Open Letter: MTA Members Should Vote ‘No’ on the MEPAF Referendum

By Robert Lavoie

At the last reps’ meeting, the executive of the MTA made it quite clear that their plan is to take the MEPAF money and use it to bolster the contingency fund that has arguably been poorly managed and is shrinking (from 352,000$ in 2008 to just over 120,000$). I am not entirely opposed to the transfer of this money to the MTA. However, I have some reservations about the process as well as the functionality.

The issue that I have with the process is that I have a hard time associating myself with what comes across as a less than honest act. The language that was used at the reps’ meeting and in the memo sent by Ruth portrays the MTA as employing ‘truthiness’. The line taken is that, as long as we SAY that we are going to administer the funds as they were before, we are legally in the right but that our intention is basically to use up this money in the contingency fund. But the MTA is not proposing administering the funds on behalf of only those MTA members that contributed to MEPAF. It is proposing mixing the MEPAF money into its existing contingency fund.

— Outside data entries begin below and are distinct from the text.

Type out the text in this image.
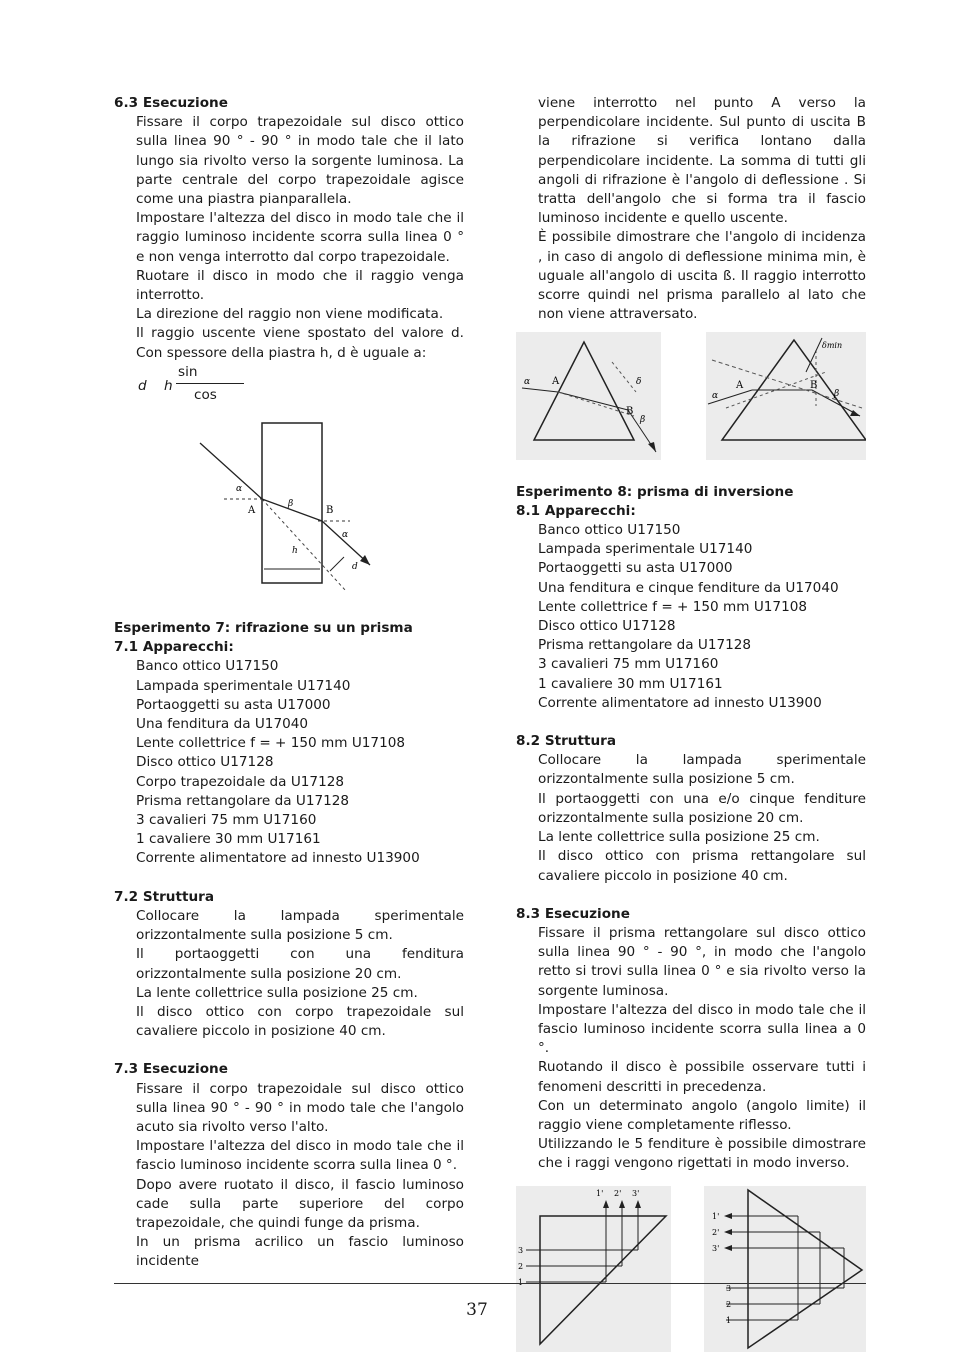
6.3 Esecuzione
Fissare il corpo trapezoidale sul disco ottico sulla linea 90 ° - 90 ° in modo tale che il lato lungo sia rivolto verso la sorgente luminosa. La parte centrale del corpo trapezoidale agisce come una piastra pianparallela.
Impostare l'altezza del disco in modo tale che il raggio luminoso incidente scorra sulla linea 0 ° e non venga interrotto dal corpo trapezoidale.
Ruotare il disco in modo che il raggio venga interrotto.
La direzione del raggio non viene modificata.
Il raggio uscente viene spostato del valore d. Con spessore della piastra h, d è uguale a:
d h
sin
cos
α
β
A	B
α
h
d
Esperimento 7: rifrazione su un prisma
7.1 Apparecchi:
Banco ottico U17150
Lampada sperimentale U17140
Portaoggetti su asta U17000
Una fenditura da U17040
Lente collettrice f = + 150 mm U17108
Disco ottico U17128
Corpo trapezoidale da U17128
Prisma rettangolare da U17128
3 cavalieri 75 mm U17160
1 cavaliere 30 mm U17161
Corrente alimentatore ad innesto U13900
7.2 Struttura
Collocare la lampada sperimentale orizzontalmente sulla posizione 5 cm.
Il portaoggetti con una fenditura orizzontalmente sulla posizione 20 cm.
La lente collettrice sulla posizione 25 cm.
Il disco ottico con corpo trapezoidale sul cavaliere piccolo in posizione 40 cm.
7.3 Esecuzione
Fissare il corpo trapezoidale sul disco ottico sulla linea 90 ° - 90 ° in modo tale che l'angolo acuto sia rivolto verso l'alto.
Impostare l'altezza del disco in modo tale che il fascio luminoso incidente scorra sulla linea 0 °.
Dopo avere ruotato il disco, il fascio luminoso cade sulla parte superiore del corpo trapezoidale, che quindi funge da prisma.
In un prisma acrilico un fascio luminoso incidente
viene interrotto nel punto A verso la perpendicolare incidente. Sul punto di uscita B la rifrazione si verifica lontano dalla perpendicolare incidente. La somma di tutti gli angoli di rifrazione è l'angolo di deflessione . Si tratta dell'angolo che si forma tra il fascio luminoso incidente e quello uscente.
È possibile dimostrare che l'angolo di incidenza , in caso di angolo di deflessione minima min, è uguale all'angolo di uscita ß. Il raggio interrotto scorre quindi nel prisma parallelo al lato che non viene attraversato.
α A
B
δ
β
α
A	B
β
δmin
Esperimento 8: prisma di inversione
8.1 Apparecchi:
Banco ottico U17150
Lampada sperimentale U17140
Portaoggetti su asta U17000
Una fenditura e cinque fenditure da U17040
Lente collettrice f = + 150 mm U17108
Disco ottico U17128
Prisma rettangolare da U17128
3 cavalieri 75 mm U17160
1 cavaliere 30 mm U17161
Corrente alimentatore ad innesto U13900
8.2 Struttura
Collocare la lampada sperimentale orizzontalmente sulla posizione 5 cm.
Il portaoggetti con una e/o cinque fenditure orizzontalmente sulla posizione 20 cm.
La lente collettrice sulla posizione 25 cm.
Il disco ottico con prisma rettangolare sul cavaliere piccolo in posizione 40 cm.
8.3 Esecuzione
Fissare il prisma rettangolare sul disco ottico sulla linea 90 ° - 90 °, in modo che l'angolo retto si trovi sulla linea 0 ° e sia rivolto verso la sorgente luminosa.
Impostare l'altezza del disco in modo tale che il fascio luminoso incidente scorra sulla linea a 0 °.
Ruotando il disco è possibile osservare tutti i fenomeni descritti in precedenza.
Con un determinato angolo (angolo limite) il raggio viene completamente riflesso.
Utilizzando le 5 fenditure è possibile dimostrare che i raggi vengono rigettati in modo inverso.
1' 2' 3'
2
3
1'
2'
3'
3
2
1
37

I think that it is important at this point to bring up the probable scenario of the day when all of the money received from MEPAF has been spent and our contingency fund is empty, and somebody applies for a MEPAF loan but there is no money to lend. What do we tell this unfortunate person whose money we have spent? Will (s)he sue us? Conversely, when the money is used up and the contingency fund is empty, how will non-MEPAF members of the MTA feel about potentially having to contribute more money to the MTA to bolster the contingency fund…so that we can give loans to
MEPAF people?

The contingency fund is an account that can be used at the discretion of the president, the treasurer and another member of the executive. I feel strongly that a close-knit trio of people whose decisions are shrouded in a cloak of secrecy is a bad formula for overseeing large amounts of money: other people’s money. It is important to remember that the executive of the MTA has shown itself to be hostile towards the sharing of financial documents with the membership. The scenarios for abuse are limitless.

Even if Ruth is worthy of the blind trust that many MTA reps have declared towards her, some day another person will be president of the union and the existence of such a structure invites abuse, leaving the question not ‘if’ but ‘when’ will it happen.

It is for these reasons that I am proposing that we vote no in the upcoming referendum.